Arthashastra literature started in India somewhere between 600 - 650 BCE. India was way ahead of Greeks so there was not much to learn from them. Well Alexander could not be a role model for anyone. He was a murderer of his good friends and most likely he lost the battle to an Indian king and returned back.

(ii) He (p 32) writes, “As with Hobbes, the goal of science was power. “Power is (possession of) strength and “strength changes the mind,” which means that Kautilya’ wish would be for power to control not only outward behavior, but also the thoughts of one’s subjects and enemies.”

He not even come close to what Kautilya was concerned about. Kautilya was worried about a very important concept in economics known as: Time Inconsistency or Credibility Problem that a partner or an ally might not keep his promises. This concept re-emerged after more than two thousand years later and Presscott and Kyland received Nobel Prize for rediscovering it.

(iii) He (p 62) remarks, “If detailed record-keeping is a sign of new despotism, as some such as Weber and Foucault have claimed, then indeed Kautilya’s kingdom was despotic.”

Kautilya originated the concept of taking Census. He was the founder of statistical economics ( [12] Sihag (2013). United States and European Countries undertake census. Are these countries despotic?

(iv) He (pp 61-62) writes, “The king “should conceal, as a tortoise does his limbs, any (limb) of his own that may have become exposed.””

He shows his ignorance of the concept of asymmetric information. Kautilya strongly believed that the possession of private information provided advantages over in bargaining and in preparation against potential adversaries. Akerlof won the Nobel Prize for rediscovering this concept.

(v) He (p 59) writes, “Demanding that subjects work hard in their specialized functions of the division of labor also leaves no time for public life. “For, men being of a nature similar to that of horses, “ wrote Kautilya, “change when employed in works…They should carry out the works according to orders, without concerting together.”

He misses the point and misinterprets this statement. Shirking, stealing is a serious problem all over the world. In USA employees steal more than the customers, they write emails, talk on the phones and do other things unrelated to their jobs. Nobel laureate Joseph Stiglitz and others recommend paying efficiency wages (higher than the market wages), and supervision to reduce this moral hazard (shirking: not doing what they are supposed to do). Kautilya noticed this problem and suggested efficiency wages, supervision along with moral persuasion to check it. It had nothing to do with the private lives of individuals at their homes.

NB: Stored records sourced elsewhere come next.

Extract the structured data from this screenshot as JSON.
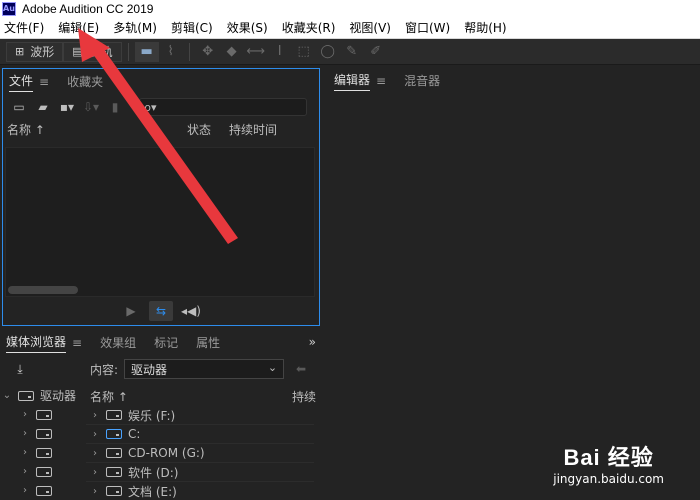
{
  "window": {
    "app_icon_text": "Au",
    "title": "Adobe Audition CC 2019"
  },
  "menubar": [
    "文件(F)",
    "编辑(E)",
    "多轨(M)",
    "剪辑(C)",
    "效果(S)",
    "收藏夹(R)",
    "视图(V)",
    "窗口(W)",
    "帮助(H)"
  ],
  "toolbar": {
    "waveform_label": "波形",
    "multitrack_label": "多轨"
  },
  "files_panel": {
    "tabs": [
      "文件",
      "收藏夹"
    ],
    "menu_glyph": "≡",
    "columns": {
      "name": "名称",
      "status": "状态",
      "duration": "持续时间"
    },
    "search_glyph": "ρ▾"
  },
  "editor_panel": {
    "tabs": [
      "编辑器",
      "混音器"
    ],
    "menu_glyph": "≡"
  },
  "media_panel": {
    "tabs": [
      "媒体浏览器",
      "效果组",
      "标记",
      "属性"
    ],
    "overflow_glyph": "»",
    "content_label": "内容:",
    "content_value": "驱动器",
    "tree_root": "驱动器",
    "list_header": {
      "name": "名称",
      "duration": "持续"
    },
    "drives": [
      "娱乐 (F:)",
      "C:",
      "CD-ROM (G:)",
      "软件 (D:)",
      "文档 (E:)"
    ],
    "left_tree_items": [
      "",
      "",
      "",
      "",
      ""
    ]
  },
  "watermark": {
    "brand": "Bai 经验",
    "url": "jingyan.baidu.com"
  },
  "colors": {
    "accent": "#2d8ceb",
    "annotation_arrow": "#e8383d"
  }
}
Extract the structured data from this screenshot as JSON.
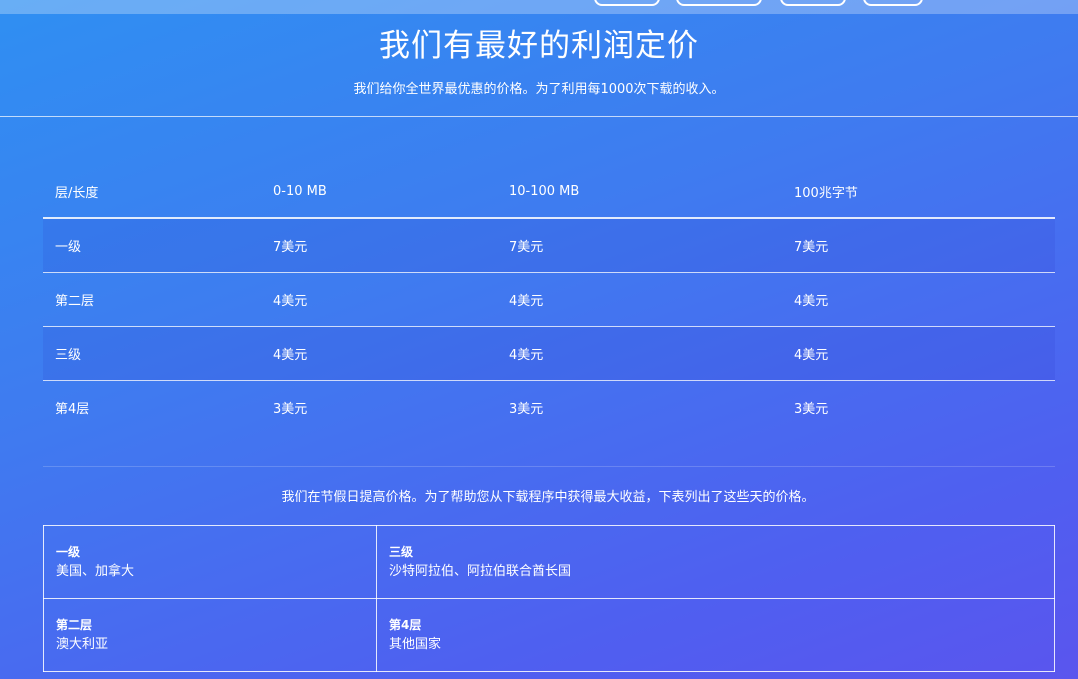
{
  "hero": {
    "title": "我们有最好的利润定价",
    "subtitle": "我们给你全世界最优惠的价格。为了利用每1000次下载的收入。"
  },
  "pricing_table": {
    "headers": [
      "层/长度",
      "0-10 MB",
      "10-100 MB",
      "100兆字节"
    ],
    "rows": [
      [
        "一级",
        "7美元",
        "7美元",
        "7美元"
      ],
      [
        "第二层",
        "4美元",
        "4美元",
        "4美元"
      ],
      [
        "三级",
        "4美元",
        "4美元",
        "4美元"
      ],
      [
        "第4层",
        "3美元",
        "3美元",
        "3美元"
      ]
    ]
  },
  "holiday_note": "我们在节假日提高价格。为了帮助您从下载程序中获得最大收益，下表列出了这些天的价格。",
  "regions": {
    "cells": [
      {
        "tier": "一级",
        "countries": "美国、加拿大"
      },
      {
        "tier": "三级",
        "countries": "沙特阿拉伯、阿拉伯联合酋长国"
      },
      {
        "tier": "第二层",
        "countries": "澳大利亚"
      },
      {
        "tier": "第4层",
        "countries": "其他国家"
      }
    ]
  },
  "colors": {
    "gradient_start": "#2f8ff2",
    "gradient_end": "#5a55ee",
    "text": "#ffffff"
  }
}
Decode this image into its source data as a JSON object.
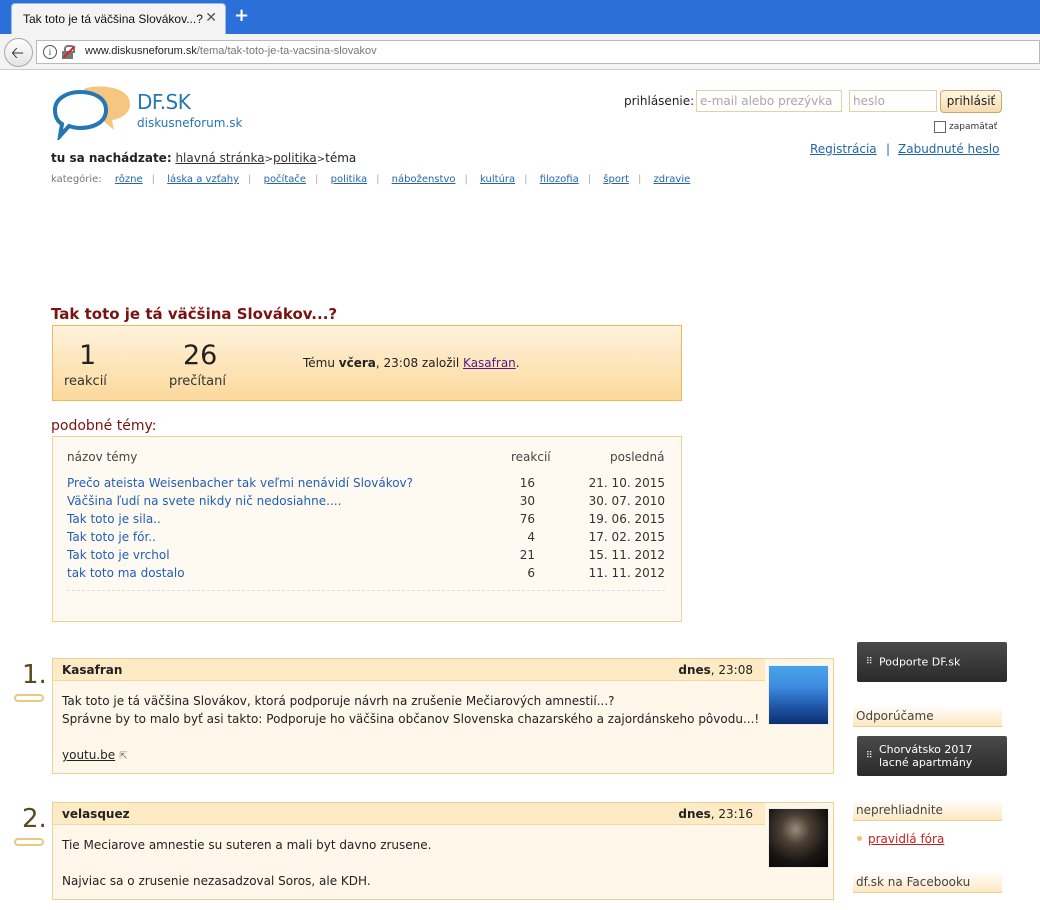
{
  "browser": {
    "tab_title": "Tak toto je tá väčšina Slovákov...?",
    "url_domain": "www.diskusneforum.sk",
    "url_path": "/tema/tak-toto-je-ta-vacsina-slovakov"
  },
  "logo": {
    "title": "DF.SK",
    "subtitle": "diskusneforum.sk"
  },
  "login": {
    "label": "prihlásenie:",
    "email_placeholder": "e-mail alebo prezývka",
    "password_placeholder": "heslo",
    "button": "prihlásiť",
    "remember": "zapamätať",
    "register": "Registrácia",
    "separator": "|",
    "forgot": "Zabudnuté heslo"
  },
  "breadcrumb": {
    "label": "tu sa nachádzate:",
    "home": "hlavná stránka",
    "section": "politika",
    "current": "téma"
  },
  "categories": {
    "label": "kategórie:",
    "items": [
      "rôzne",
      "láska a vzťahy",
      "počítače",
      "politika",
      "náboženstvo",
      "kultúra",
      "filozofia",
      "šport",
      "zdravie"
    ]
  },
  "topic": {
    "title": "Tak toto je tá väčšina Slovákov...?",
    "reactions_count": "1",
    "reactions_label": "reakcií",
    "reads_count": "26",
    "reads_label": "prečítaní",
    "info_prefix": "Tému",
    "info_day": "včera",
    "info_mid": ", 23:08 založil",
    "info_author": "Kasafran",
    "info_end": "."
  },
  "similar": {
    "title": "podobné témy:",
    "col_name": "názov témy",
    "col_count": "reakcií",
    "col_last": "posledná",
    "rows": [
      {
        "name": "Prečo ateista Weisenbacher tak veľmi nenávidí Slovákov?",
        "count": "16",
        "date": "21. 10. 2015"
      },
      {
        "name": "Väčšina ľudí na svete nikdy nič nedosiahne....",
        "count": "30",
        "date": "30. 07. 2010"
      },
      {
        "name": "Tak toto je sila..",
        "count": "76",
        "date": "19. 06. 2015"
      },
      {
        "name": "Tak toto je fór..",
        "count": "4",
        "date": "17. 02. 2015"
      },
      {
        "name": "Tak toto je vrchol",
        "count": "21",
        "date": "15. 11. 2012"
      },
      {
        "name": "tak toto ma dostalo",
        "count": "6",
        "date": "11. 11. 2012"
      }
    ]
  },
  "posts": [
    {
      "number": "1.",
      "author": "Kasafran",
      "date_day": "dnes",
      "date_time": ", 23:08",
      "line1": "Tak toto je tá väčšina Slovákov, ktorá podporuje návrh na zrušenie Mečiarových amnestií...?",
      "line2": "Správne by to malo byť asi takto: Podporuje ho väčšina občanov Slovenska chazarského a zajordánskeho pôvodu...!",
      "link": "youtu.be",
      "avatar": "mountain-landscape"
    },
    {
      "number": "2.",
      "author": "velasquez",
      "date_day": "dnes",
      "date_time": ", 23:16",
      "line1": "Tie Meciarove amnestie su suteren a mali byt davno zrusene.",
      "line2": "Najviac sa o zrusenie nezasadzoval Soros, ale KDH.",
      "avatar": "dark-portrait"
    }
  ],
  "sidebar": {
    "support_btn": "Podporte DF.sk",
    "recommend_title": "Odporúčame",
    "ad_line1": "Chorvátsko 2017",
    "ad_line2": "lacné apartmány",
    "dont_miss_title": "neprehliadnite",
    "rules_link": "pravidlá fóra",
    "facebook_title": "df.sk na Facebooku"
  },
  "colors": {
    "browser_blue": "#2b6fd8",
    "brand_blue": "#2477b3",
    "title_red": "#7a1212",
    "link_blue": "#1f5fb8",
    "stats_orange": "#fcd99c"
  }
}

4 [13] Huei Chun Su (2009) writes, “In other words, emphasizing the notion of negative liberty is to interpret Mill’s principle more from the position of stronger members in a community. If we think about the liberty of the weaker members in the same community, Mill’s principle is actually a protection of their positive liberties. In short, Mill’s principle of liberty can be interpreted from the other angle: the purpose of limiting some people’s liberty is to protect everyone’s liberty of life and body.” Su is quite liberal in interpreting Mill’s negative liberty as positive liberty.

Conflicts of Interest

The authors declare no conflicts of interest.